Saturday, October 29, 2011
Hall 1-2 (San Jose Convention Center)
Parkinson’s Disease (PD), features a progressive loss of dopamine (DA) neurons in the Substantia Nigra (SN) which leads to motor deficits and cognitive impairments (Owen, 2004). Nurr1, a nuclear receptor within the SN, is vital for differentiation and development of DA neurons. Moreover, down-regulation of Nurr1 elicits a significant decrease of DA levels in striatum (Galleguillos, 2010). We hypothesized that down-regulation of Nurr1 induces cognitive deficits due to this DA reduction. To test this, our goal is to down-regulate Nurr1 by injecting adult rats unilaterally and bilaterally with an adeno-associated vector-delivered anti-Nurr1 ribozyme (rAAV5-Nurr1rz). To assure that animals are not inflicted with forelimb akinesia (a symptom of DA depletion), we will test unilaterally injected rats in the cylinder test. Subsequently, working memory Morris Water Maze (MWM) training will be conducted with bilateral subjects to test cognition. Preliminary rAAV5-Nurr1rz titers determined by RT-PCR have the propensity to down-regulate Nurr1 as demonstrated by Galleguillos et. al. (2010); 4.67E10 genome copies/ml. MWM optimizes our ability to detect cognitive deficits correlated with prefrontal cortex function (Vorhees, 2006).
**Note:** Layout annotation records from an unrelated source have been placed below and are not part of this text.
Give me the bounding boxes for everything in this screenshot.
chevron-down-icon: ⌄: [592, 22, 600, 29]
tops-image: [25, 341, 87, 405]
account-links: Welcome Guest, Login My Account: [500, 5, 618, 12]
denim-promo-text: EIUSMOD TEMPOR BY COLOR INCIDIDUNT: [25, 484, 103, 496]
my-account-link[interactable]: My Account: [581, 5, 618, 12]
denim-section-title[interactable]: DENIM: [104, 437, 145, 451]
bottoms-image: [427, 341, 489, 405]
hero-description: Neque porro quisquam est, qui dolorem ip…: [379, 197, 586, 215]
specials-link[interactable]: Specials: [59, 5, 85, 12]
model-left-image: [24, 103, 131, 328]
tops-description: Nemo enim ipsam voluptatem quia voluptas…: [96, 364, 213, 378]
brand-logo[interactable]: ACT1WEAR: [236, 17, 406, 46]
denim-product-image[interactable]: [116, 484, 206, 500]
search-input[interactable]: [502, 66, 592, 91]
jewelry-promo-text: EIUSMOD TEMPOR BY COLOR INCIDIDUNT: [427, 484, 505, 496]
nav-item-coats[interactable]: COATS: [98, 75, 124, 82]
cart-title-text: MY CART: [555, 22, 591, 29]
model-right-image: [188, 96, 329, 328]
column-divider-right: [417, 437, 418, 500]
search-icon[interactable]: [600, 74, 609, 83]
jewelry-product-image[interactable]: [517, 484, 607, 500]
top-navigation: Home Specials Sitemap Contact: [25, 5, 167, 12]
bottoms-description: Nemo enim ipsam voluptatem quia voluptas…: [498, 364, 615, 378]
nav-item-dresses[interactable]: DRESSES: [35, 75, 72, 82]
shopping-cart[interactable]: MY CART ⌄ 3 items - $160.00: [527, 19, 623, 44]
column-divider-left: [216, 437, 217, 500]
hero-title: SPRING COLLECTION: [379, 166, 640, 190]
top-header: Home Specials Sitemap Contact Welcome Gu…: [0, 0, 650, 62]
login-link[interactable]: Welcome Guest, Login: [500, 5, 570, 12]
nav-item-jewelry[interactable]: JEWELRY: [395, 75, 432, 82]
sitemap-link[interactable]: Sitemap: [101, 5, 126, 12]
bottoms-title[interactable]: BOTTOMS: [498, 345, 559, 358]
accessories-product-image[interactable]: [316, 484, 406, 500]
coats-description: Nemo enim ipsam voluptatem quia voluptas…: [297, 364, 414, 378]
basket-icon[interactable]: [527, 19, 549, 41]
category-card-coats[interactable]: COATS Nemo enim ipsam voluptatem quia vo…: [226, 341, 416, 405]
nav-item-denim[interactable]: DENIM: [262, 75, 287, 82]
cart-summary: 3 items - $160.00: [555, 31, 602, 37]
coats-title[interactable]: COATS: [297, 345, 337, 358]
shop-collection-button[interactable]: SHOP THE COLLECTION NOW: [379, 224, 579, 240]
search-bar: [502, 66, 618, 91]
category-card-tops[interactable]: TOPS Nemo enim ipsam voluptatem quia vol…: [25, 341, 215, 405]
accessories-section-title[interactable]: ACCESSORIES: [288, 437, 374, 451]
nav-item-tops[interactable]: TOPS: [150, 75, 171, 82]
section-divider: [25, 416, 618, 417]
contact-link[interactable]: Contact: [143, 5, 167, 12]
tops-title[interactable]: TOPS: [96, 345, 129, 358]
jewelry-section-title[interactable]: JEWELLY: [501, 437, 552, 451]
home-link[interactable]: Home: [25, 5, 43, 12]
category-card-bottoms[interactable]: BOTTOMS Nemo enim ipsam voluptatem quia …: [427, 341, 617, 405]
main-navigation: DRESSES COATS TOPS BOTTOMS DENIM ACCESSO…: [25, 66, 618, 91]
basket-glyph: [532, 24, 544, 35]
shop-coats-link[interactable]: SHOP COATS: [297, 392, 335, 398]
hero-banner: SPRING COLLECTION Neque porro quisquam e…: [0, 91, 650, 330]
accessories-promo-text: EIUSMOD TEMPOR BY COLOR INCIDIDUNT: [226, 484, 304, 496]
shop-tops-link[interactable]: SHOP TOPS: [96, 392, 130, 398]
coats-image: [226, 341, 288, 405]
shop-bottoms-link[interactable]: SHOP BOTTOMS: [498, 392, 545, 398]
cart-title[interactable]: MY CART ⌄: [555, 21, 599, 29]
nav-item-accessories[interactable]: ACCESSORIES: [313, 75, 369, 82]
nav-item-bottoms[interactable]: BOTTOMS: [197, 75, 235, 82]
If our hypothesis is confirmed, this would provide substantial evidence that nigral dopaminergic input to the striatum is involved in spatial working memory. From the findings of Galleguillos et. al. (2010), we speculate that down-regulation of Nurr1 will affect learning via the nigrostriatal pathway. In order to recognize cognitive deficits associated with PD, we must understand the neuronal mechanisms within the SN. Ergo, down-regulation of Nurr1 has the potential to be an important marker for nigral pathology.